I doubt that police boarding the aircraft to escort a passenger off is an everyday occurence either,
I do sympathise with the passenger if his nanny was downgraded and it scuppered his plans, but there is a time to decide not to argue any longer, . This gentleman seems to have got that badly wrong.
As you said in your post "this had gone on for some considerable time and we were .... extremely cross"
Did he really believe that by dragging it out for a considerable period that the situation would somehow change. He asked, he was told no. Asked again, told no again, why keep on asking for a considerable period?
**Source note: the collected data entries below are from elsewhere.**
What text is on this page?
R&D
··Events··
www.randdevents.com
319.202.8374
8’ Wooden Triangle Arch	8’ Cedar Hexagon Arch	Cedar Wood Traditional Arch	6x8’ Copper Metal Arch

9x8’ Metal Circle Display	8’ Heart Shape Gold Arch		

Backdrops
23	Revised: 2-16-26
If he was unhappy at the downgrade he should have refused to board
I am sorry but while I sympathse with him that his plans were scuppered, everything I read about this suggests he just did not know when to let go.
How often have you known the plane to return to stand to have the police escort someone off the plane before departure? In 35 years of flying I have seen it happen once. I suspect most people here have never seen it happen
Indeed, I have never experienced a plane return to stand for this reason, and I have experienced pretty much everything else the aviation world can throw at you, so I make you right. I did however once have a gate delay (LH FRA to LHR) whilst waiting for Police to take a passenger off. The Captain informed the cabin that a passenger was not following instructions and he would not be flying, and that they were waiting for the police to offload him. As it happens, after around 10 minutes, and no Police (I can only assume/hope it was not an emergency call

) the passenger offloaded himself and we were on our way.